To get connected, find West Morgan Park Civic Association on Facebook.
East Beverly Association
East Beverly Association (EBA) co-chairs Marcie Daly and Heather Wills seek to reboot the once active association serving 99th to 107th streets and Longwood to Vincennes.
“Our priority is to build a foundation by connecting with our neighbors and getting to know one another,” Wills said. “We plan on having a neighborhood launch party in August and from there we hope to develop goals and plans for EBA.” There are no fees for membership to the EBA, just a requirement to live within the boundaries.
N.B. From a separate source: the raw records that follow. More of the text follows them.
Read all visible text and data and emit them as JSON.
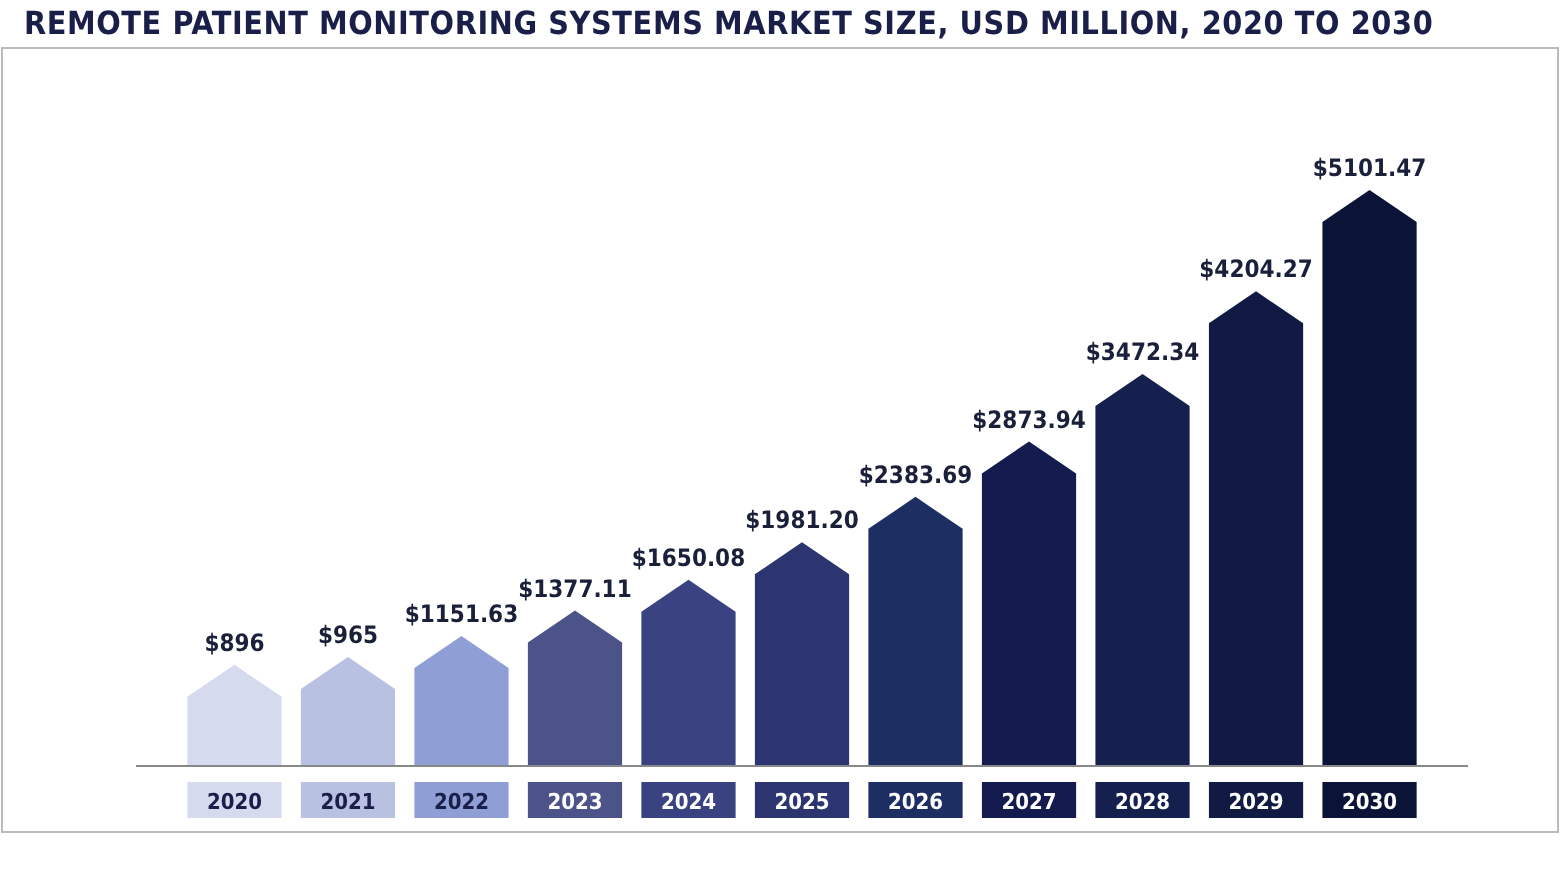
{
  "chart_data": {
    "type": "bar",
    "title": "REMOTE PATIENT MONITORING SYSTEMS MARKET SIZE, USD MILLION, 2020 TO 2030",
    "categories": [
      "2020",
      "2021",
      "2022",
      "2023",
      "2024",
      "2025",
      "2026",
      "2027",
      "2028",
      "2029",
      "2030"
    ],
    "values": [
      896,
      965,
      1151.63,
      1377.11,
      1650.08,
      1981.2,
      2383.69,
      2873.94,
      3472.34,
      4204.27,
      5101.47
    ],
    "value_labels": [
      "$896",
      "$965",
      "$1151.63",
      "$1377.11",
      "$1650.08",
      "$1981.20",
      "$2383.69",
      "$2873.94",
      "$3472.34",
      "$4204.27",
      "$5101.47"
    ],
    "colors": [
      "#d6daee",
      "#b9c1e2",
      "#8f9fd6",
      "#4b5389",
      "#3a4281",
      "#2d3571",
      "#1d2f62",
      "#141b4f",
      "#15204f",
      "#111a43",
      "#0b1436"
    ]
  }
}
Wills and Daly feel it’s important to connect the neighbors within their boundaries to strengthen the community. “Many of us on the east side do not know one another; we all have busy lives, our kids go to different schools, we are new to Beverly or are longtime residents with new neighbors,” Wills said. “We want to create an opportunity for our neighbors; we know there are some incredible people who live on these blocks and imagine what we can all accomplish together.”
To get involved with EBA, attend the East Beverly Association Kickoff on Sat., Aug. 5 at 4 p.m. Email Marcie Daly at MarcieBujack@yahoo.com for more information.
Southwest Beverly Improvement Association
Alec Shelty is the new Chairperson of the Southwest Beverly Improvement Association (SWBIA) and is excited to reinvigorate the group. Membership boundaries are 103rd to 107th and Western to the Metra tracks. Shelty is relatively new to the neighborhood and was looking for ways to get involved. When he found out about the need to restart SWBIA, he was eager to step up.
As Shelty and the team organizes, he aims to encourage neighbors to use SWBIA as a sounding board. “We want people to come to us with concerns or ideas to improve the area,” he said. “I’m excited to find some things that people around here would like to be involved in and do, particularly around beautification and neighborhood events.”
Many BAPA events run through SWBIA’s boundaries, like the Ridge Run and Bikes and Brews. “We want our association involved in those events and we want our neighbors to get out there and enjoy them,” Shelty said. “We want people to get involved and get excited to contribute to the community.”
Shelty believes strongly in the power of civic associations. “They’re small and localized enough that civic associations can address some issues that might get overlooked by bigger associations. We’re able to serve in a specialized way,” he said. “All of this runs on people being involved, whether it’s volunteering time or simply coming to events and supporting the community with financial donations.”